Da questi valori scaturisce «una cultura della cura, nutrita dalla Parola di Dio, che invita ad aprire il nostro cuore a chi nel lavoro vede messa a rischio la dignità e la propria vita». Papa Francesco  indica un preciso compito educativo e di tutela dei più deboli nel mondo del lavoro, che impegna la società civile e la comunità cristiana.
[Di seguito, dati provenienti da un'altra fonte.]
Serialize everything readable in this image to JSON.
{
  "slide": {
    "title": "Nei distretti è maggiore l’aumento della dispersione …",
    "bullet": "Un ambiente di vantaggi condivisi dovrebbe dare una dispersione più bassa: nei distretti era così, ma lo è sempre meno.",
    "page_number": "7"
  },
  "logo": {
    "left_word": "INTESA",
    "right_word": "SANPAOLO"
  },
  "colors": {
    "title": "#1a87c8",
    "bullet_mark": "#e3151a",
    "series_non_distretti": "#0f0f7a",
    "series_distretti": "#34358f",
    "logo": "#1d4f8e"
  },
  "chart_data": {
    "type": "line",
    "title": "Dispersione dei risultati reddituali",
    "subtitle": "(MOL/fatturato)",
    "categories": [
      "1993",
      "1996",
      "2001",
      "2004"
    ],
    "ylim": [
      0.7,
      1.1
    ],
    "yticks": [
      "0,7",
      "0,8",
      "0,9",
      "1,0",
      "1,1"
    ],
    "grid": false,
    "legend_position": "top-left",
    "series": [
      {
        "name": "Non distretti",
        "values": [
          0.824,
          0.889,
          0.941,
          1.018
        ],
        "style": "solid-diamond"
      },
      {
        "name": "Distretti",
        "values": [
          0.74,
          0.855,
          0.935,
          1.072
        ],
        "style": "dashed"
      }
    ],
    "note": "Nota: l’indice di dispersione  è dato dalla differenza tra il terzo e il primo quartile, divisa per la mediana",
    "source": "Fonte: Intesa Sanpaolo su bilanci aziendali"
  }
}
Non solo: nell’analisi dei vescovi, «la complessità delle cause e degli eventi richiede un approccio «integrale» da parte di tutti i soggetti in campo: vanno realizzati interventi di sistema sia a carattere statale, sia a livello aziendale». E ancora, «è fondamentale investire sulla ricerca e sulle nuove tecnologie, sulla formazione dei lavoratori e dei datori di lavoro, ma anche inserire nei programmi scolastici e di formazione professionale la disciplina relativa alla salute e alla sicurezza nel lavoro. È importante che lo Stato metta in atto controlli più attenti, che diventino uno stimolo alla prevenzione degli infortuni», si legge ancora nel messaggio. E anche le modalità di organizzazione dell’impresa giocano un «ruolo decisivo» nella tutela della sicurezza del lavoratore, come ricordava Francesco agli imprenditori, nel 2016. Ai sindacati, dall’altra parte, i vescovi ricordano l’impegno «a tutela soprattutto delle professioni che risultano più logoranti per la salute o maggiormente esposte a rischio». Coniugando difesa dell’ambiente e protezione del lavoro, dignità e sicurezza. «Solo se ogni attore della prevenzione, a diverso titolo – a partire dalle istituzioni e dalle parti sociali – contribuisce al contrasto degli eventi infortunistici, si avrà una vera svolta. Per questo è necessario risvegliare le coscienze. Grazie a un’assunzione di responsabilità collettiva si può attuare quel cambiamento capace di riportare al centro del lavoro la persona, in ogni contesto produttivo», è la conclusione dei presuli.